The first biosimilar was approved for the European market in 2006. While the regulatory pathway for biosimilars in the U.S. was created as part of the Affordable Care Act in March 2010, the first biosimilar was only recently approved for the U.S. market in March 2015.

Biosimilars are essentially generic versions of large molecule biologics. However, the fact they are not exact copies of the reference product makes establishing regulations for their approval and release to market a more complicated process.

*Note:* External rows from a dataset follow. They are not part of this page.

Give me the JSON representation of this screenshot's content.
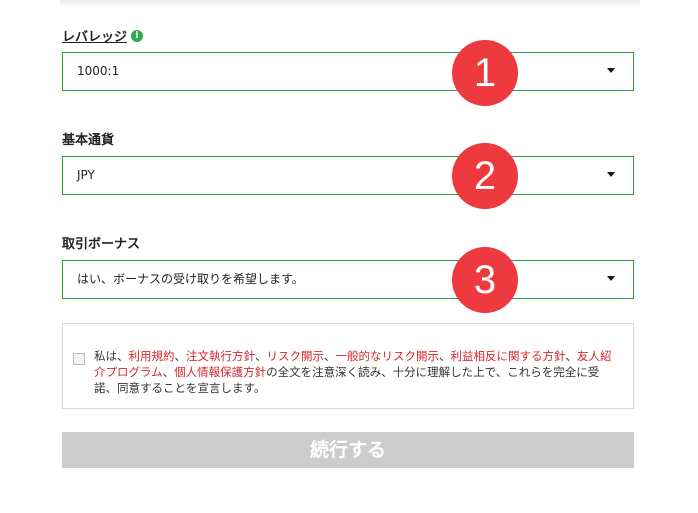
{
  "form": {
    "leverage": {
      "label": "レバレッジ",
      "info_icon": "info-icon",
      "value": "1000:1"
    },
    "base_currency": {
      "label": "基本通貨",
      "value": "JPY"
    },
    "bonus": {
      "label": "取引ボーナス",
      "value": "はい、ボーナスの受け取りを希望します。"
    }
  },
  "badges": [
    "1",
    "2",
    "3"
  ],
  "terms": {
    "prefix": "私は、",
    "links": [
      "利用規約",
      "注文執行方針",
      "リスク開示",
      "一般的なリスク開示",
      "利益相反に関する方針",
      "友人紹介プログラム",
      "個人情報保護方針"
    ],
    "sep": "、",
    "suffix": "の全文を注意深く読み、十分に理解した上で、これらを完全に受諾、同意することを宣言します。"
  },
  "continue_label": "続行する",
  "colors": {
    "accent_green": "#2e9d44",
    "badge_red": "#ee3a3e",
    "link_red": "#d6282b",
    "button_disabled": "#cccccc"
  }
}
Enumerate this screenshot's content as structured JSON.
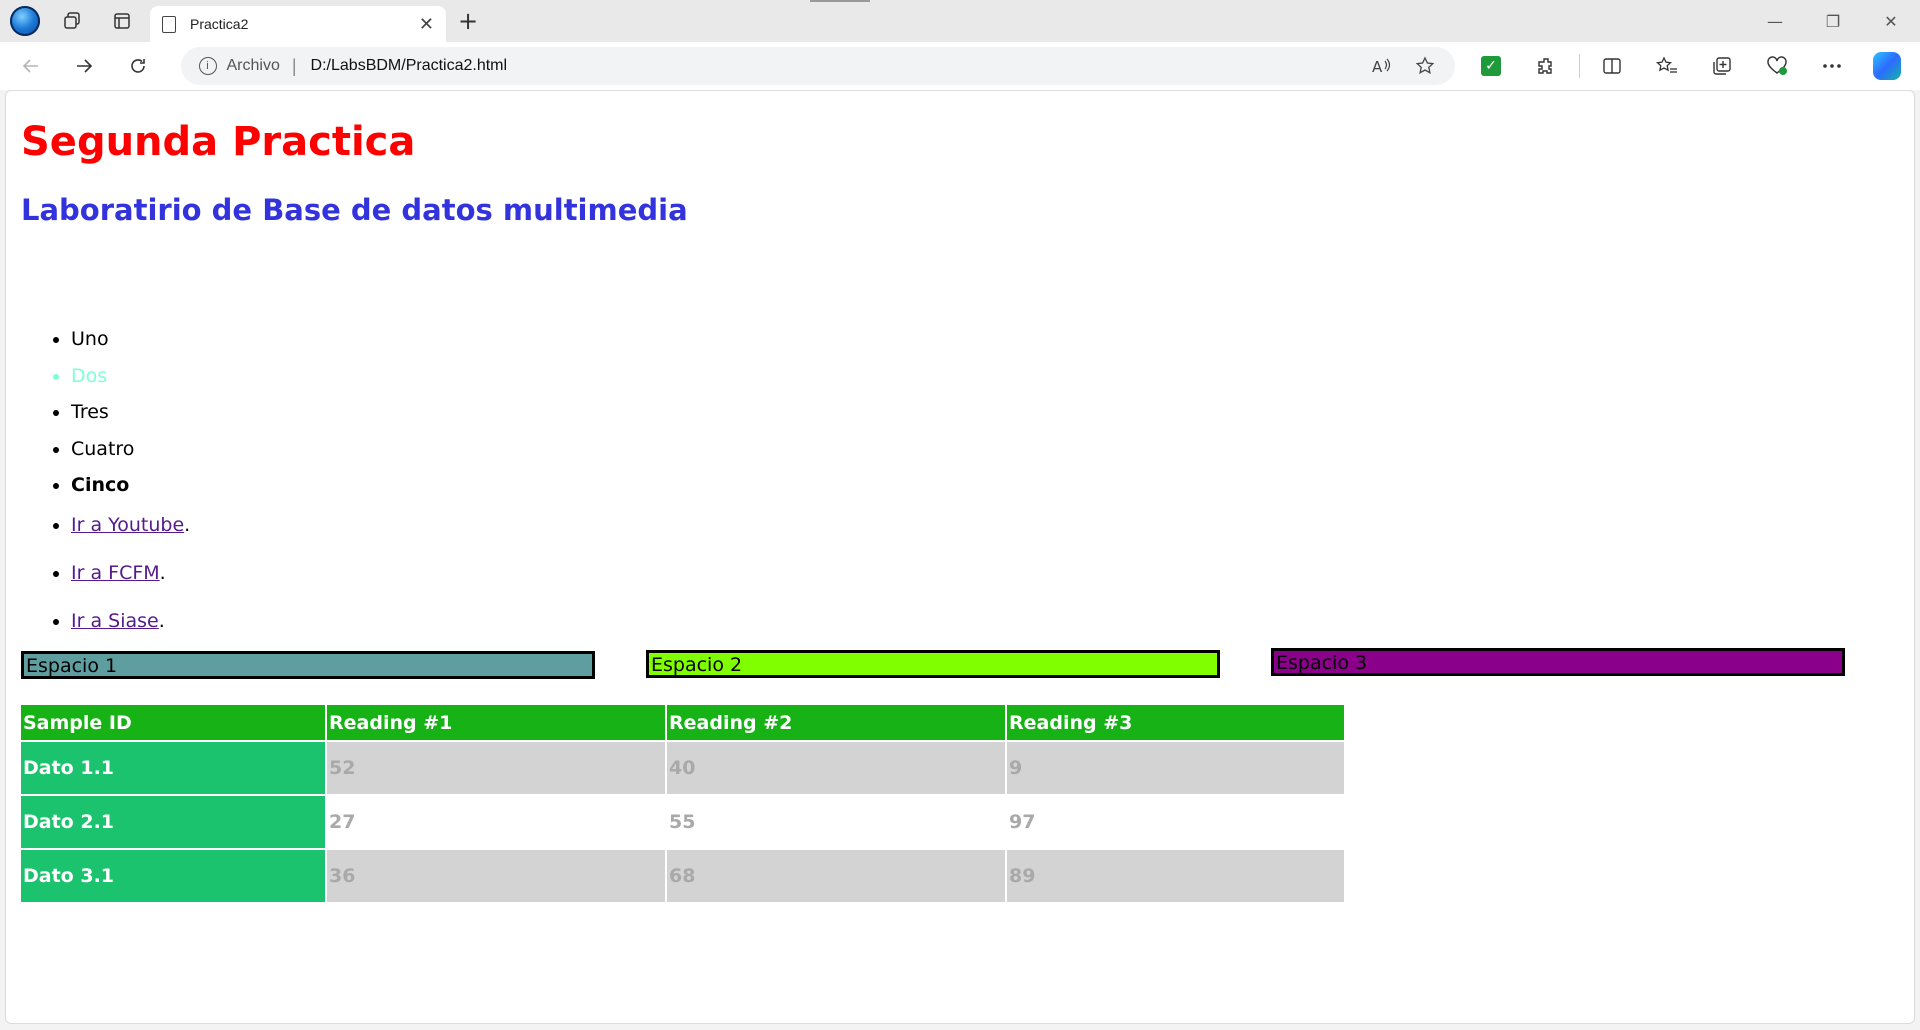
{
  "browser": {
    "tab_title": "Practica2",
    "close_glyph": "✕",
    "newtab_glyph": "+",
    "address_scheme": "Archivo",
    "address_sep": "|",
    "address_url": "D:/LabsBDM/Practica2.html",
    "window_controls": [
      "—",
      "❐",
      "✕"
    ],
    "icons": [
      "back-icon",
      "forward-icon",
      "refresh-icon",
      "info-icon",
      "read-aloud-icon",
      "favorite-star-icon",
      "extension-check-icon",
      "extensions-icon",
      "split-screen-icon",
      "favorites-icon",
      "collections-icon",
      "performance-icon",
      "more-icon",
      "copilot-icon"
    ]
  },
  "page": {
    "title": "Segunda Practica",
    "subtitle": "Laboratirio de Base de datos multimedia",
    "list_items": [
      "Uno",
      "Dos",
      "Tres",
      "Cuatro",
      "Cinco"
    ],
    "links": [
      {
        "text": "Ir a Youtube",
        "suffix": "."
      },
      {
        "text": "Ir a FCFM",
        "suffix": "."
      },
      {
        "text": "Ir a Siase",
        "suffix": "."
      }
    ],
    "espacios": [
      "Espacio 1",
      "Espacio 2",
      "Espacio 3"
    ],
    "espacio_colors": [
      "#5f9ea0",
      "#7fff00",
      "#8b008b"
    ],
    "table": {
      "headers": [
        "Sample ID",
        "Reading #1",
        "Reading #2",
        "Reading #3"
      ],
      "rows": [
        [
          "Dato 1.1",
          "52",
          "40",
          "9"
        ],
        [
          "Dato 2.1",
          "27",
          "55",
          "97"
        ],
        [
          "Dato 3.1",
          "36",
          "68",
          "89"
        ]
      ]
    },
    "colors": {
      "title": "#ff0000",
      "subtitle": "#3333dd",
      "table_header": "#17b316",
      "row_header": "#1bc36e"
    }
  }
}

The WHO, along with many other parties in the pharmaceutical industry, has argued that regulations governing the development and approval of small molecule generics are not appropriate for more complex biological medicines. As such, the WHO set out to establish regulations articulating the efficacy, safety, and quality standards biosimilars must meet and maintain to make it to market. These regulations specify that a biosimilar must prove its biosimilarity to a reference product through head-to-head comparisons. The biosimilar company must also submit non-clinical and clinical studies data and a pharmacovigilance plan to the appropriate regulatory body. Those navigating the landscape of current biosimilars regulations face the challenge of demonstrating a biosimilar’s safety, purity, efficacy, and potency.

The current U.S. Food and Drug Association (FDA) and European Medicines Agency (EMA) regulations for biosimilars require these biologic copies to undergo extensive analytical chemistry, manufacturing, and control (CMC) and clinical processes to prove similarity to the reference product. However, in comparison to the originator biologic, a biosimilar could see an accelerated approval process, as it might need less data to meet the established regulations. The EMA was the first regulatory authority to establish marketing regulations for biosimilars in 2005. Other countries including Australia, Canada, Japan, Korea, and South Africa have since turned to the EMA’s regulations, as well as the WHO’s regulations, as a model for crafting their own regulations. In 2012, the FDA released three draft guidances to assist biosimilar developers in demonstrating their product’s biosimilarity. To comply with existing U.S. regulations, manufacturers are expected to include structural analysis, functional assays, and data from animal and human clinical trials in their applications. As biosimilar production spreads globally, regulations have continued to shift and evolve. Currently, each governing body has differing definitions/terminology for biosimilars, and as such, has established varying regulations dictating what studies and data are needed to be approved for the market.